The believers of Agua Fria have fled for their lives across the state border into Tepic , Nayarit, and are being housed in the Seventh Apostolic Church of Tepic. According to CD, the first wave of 70 included 12 infants, with an estimate of some 300 refugees in total. The Christians were told they can return to their homes only if they renounce their faith and embrace indigenous Indian traditions and rites. Defending the expulsions, community leaders say communal statutes stipulate the believers can only stay within the community and on their land if they practise Huichol culture. Most locals practise a syncretistic religion, mixing the Catholicism of the Spanish colonialists with traditional Huichol rituals which involve sharmanism and the use of the hallucinatory drug peyote.
Traditionalist Catholics have perpetrated similar persecution against Protestants in the southern state of Chiapas for many years. In the central state of Hidalgo , locals at a town meeting in Cuateceometl agreed the authorities should ‘eradicate’ non-Catholics from the area. On 15 May, police accompanied by a Catholic catechist arrived at the Fountain of Heaven Church in Cuateceometl and arrested Pastor Francisco Sanchez Gonzalez along with a church member, Raul Bautista. The men were later released but fined heavily. The church members also were all fined and ordered to renounce their faith.

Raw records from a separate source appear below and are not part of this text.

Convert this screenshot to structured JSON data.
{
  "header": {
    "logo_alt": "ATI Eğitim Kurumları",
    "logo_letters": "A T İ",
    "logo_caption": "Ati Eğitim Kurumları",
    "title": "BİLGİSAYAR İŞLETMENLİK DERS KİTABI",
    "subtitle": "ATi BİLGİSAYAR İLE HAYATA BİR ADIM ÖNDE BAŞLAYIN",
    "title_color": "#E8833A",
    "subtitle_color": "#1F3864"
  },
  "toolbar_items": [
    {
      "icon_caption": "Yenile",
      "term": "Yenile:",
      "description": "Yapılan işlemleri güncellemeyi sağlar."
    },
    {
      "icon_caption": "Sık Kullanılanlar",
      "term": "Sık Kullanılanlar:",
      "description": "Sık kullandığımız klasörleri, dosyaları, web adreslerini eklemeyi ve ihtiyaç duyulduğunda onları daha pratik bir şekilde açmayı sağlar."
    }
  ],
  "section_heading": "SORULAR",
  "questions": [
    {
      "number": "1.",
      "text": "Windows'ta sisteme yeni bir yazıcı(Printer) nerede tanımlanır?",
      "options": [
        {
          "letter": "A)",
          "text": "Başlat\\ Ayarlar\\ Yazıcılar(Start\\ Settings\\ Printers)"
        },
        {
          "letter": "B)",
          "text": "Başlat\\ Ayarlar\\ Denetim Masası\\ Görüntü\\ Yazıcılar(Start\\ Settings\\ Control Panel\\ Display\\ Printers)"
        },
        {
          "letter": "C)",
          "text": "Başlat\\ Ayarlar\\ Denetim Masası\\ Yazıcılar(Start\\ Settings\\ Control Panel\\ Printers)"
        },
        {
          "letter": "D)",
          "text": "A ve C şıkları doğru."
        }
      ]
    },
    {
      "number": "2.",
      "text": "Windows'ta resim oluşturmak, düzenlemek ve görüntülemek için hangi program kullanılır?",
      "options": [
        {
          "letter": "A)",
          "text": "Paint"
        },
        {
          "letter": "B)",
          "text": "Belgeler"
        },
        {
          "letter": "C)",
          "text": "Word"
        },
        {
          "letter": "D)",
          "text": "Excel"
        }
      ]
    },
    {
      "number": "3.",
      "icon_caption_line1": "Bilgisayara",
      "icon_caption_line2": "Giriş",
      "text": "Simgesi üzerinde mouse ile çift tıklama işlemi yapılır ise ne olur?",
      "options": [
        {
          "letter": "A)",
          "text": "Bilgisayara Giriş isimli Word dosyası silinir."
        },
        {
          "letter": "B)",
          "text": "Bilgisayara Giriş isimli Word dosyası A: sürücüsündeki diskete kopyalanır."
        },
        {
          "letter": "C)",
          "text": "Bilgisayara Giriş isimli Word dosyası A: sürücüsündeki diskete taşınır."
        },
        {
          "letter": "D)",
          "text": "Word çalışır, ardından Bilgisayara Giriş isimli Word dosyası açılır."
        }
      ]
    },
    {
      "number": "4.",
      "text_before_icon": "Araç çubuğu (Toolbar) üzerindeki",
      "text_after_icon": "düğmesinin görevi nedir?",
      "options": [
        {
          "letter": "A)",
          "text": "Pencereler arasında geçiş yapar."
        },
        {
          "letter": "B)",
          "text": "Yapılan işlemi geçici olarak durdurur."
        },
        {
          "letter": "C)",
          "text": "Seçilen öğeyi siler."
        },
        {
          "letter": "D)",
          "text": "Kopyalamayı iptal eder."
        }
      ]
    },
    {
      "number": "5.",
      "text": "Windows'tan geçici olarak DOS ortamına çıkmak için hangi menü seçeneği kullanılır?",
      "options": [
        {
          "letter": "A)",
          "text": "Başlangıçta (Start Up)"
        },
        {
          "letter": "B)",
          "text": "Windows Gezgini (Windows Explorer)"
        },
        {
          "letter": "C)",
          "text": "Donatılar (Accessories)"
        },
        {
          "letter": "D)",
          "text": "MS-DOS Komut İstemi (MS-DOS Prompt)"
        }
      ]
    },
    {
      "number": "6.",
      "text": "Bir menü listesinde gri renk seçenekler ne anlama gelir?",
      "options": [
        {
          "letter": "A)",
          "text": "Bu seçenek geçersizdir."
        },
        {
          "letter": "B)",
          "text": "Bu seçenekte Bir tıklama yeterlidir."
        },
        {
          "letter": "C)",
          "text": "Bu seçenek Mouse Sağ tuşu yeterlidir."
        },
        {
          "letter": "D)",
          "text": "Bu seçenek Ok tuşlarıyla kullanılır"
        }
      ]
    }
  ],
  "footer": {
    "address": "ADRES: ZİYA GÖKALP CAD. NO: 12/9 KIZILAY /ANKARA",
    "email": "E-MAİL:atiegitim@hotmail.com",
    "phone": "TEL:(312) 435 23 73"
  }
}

Though religious liberty is guaranteed in Mexico ‘s constitution, its abuse stems from a fierce emergent nationalism often expressed as anti-Americanism and anti-Protestantism, with an insistence on all things ‘traditional’. Many Mexicans are culturally Catholic, but nominal and syncretistic. However, in recent decades many Catholics have been discovering the Bible and turning to evangelical Christianity. This has generated hostility from the Catholic leadership who sense their traditional authority being threatened. Also since around 1995, significant numbers of Tzotzil Mayan Indians from Chiapas have been embracing the message of Islamic missionaries, who are predominantly Spanish with Arab funding. Most Muslim converts have been Protestant converts from Catholicism, who were persecuted by Catholics and then picked up by the Muslims.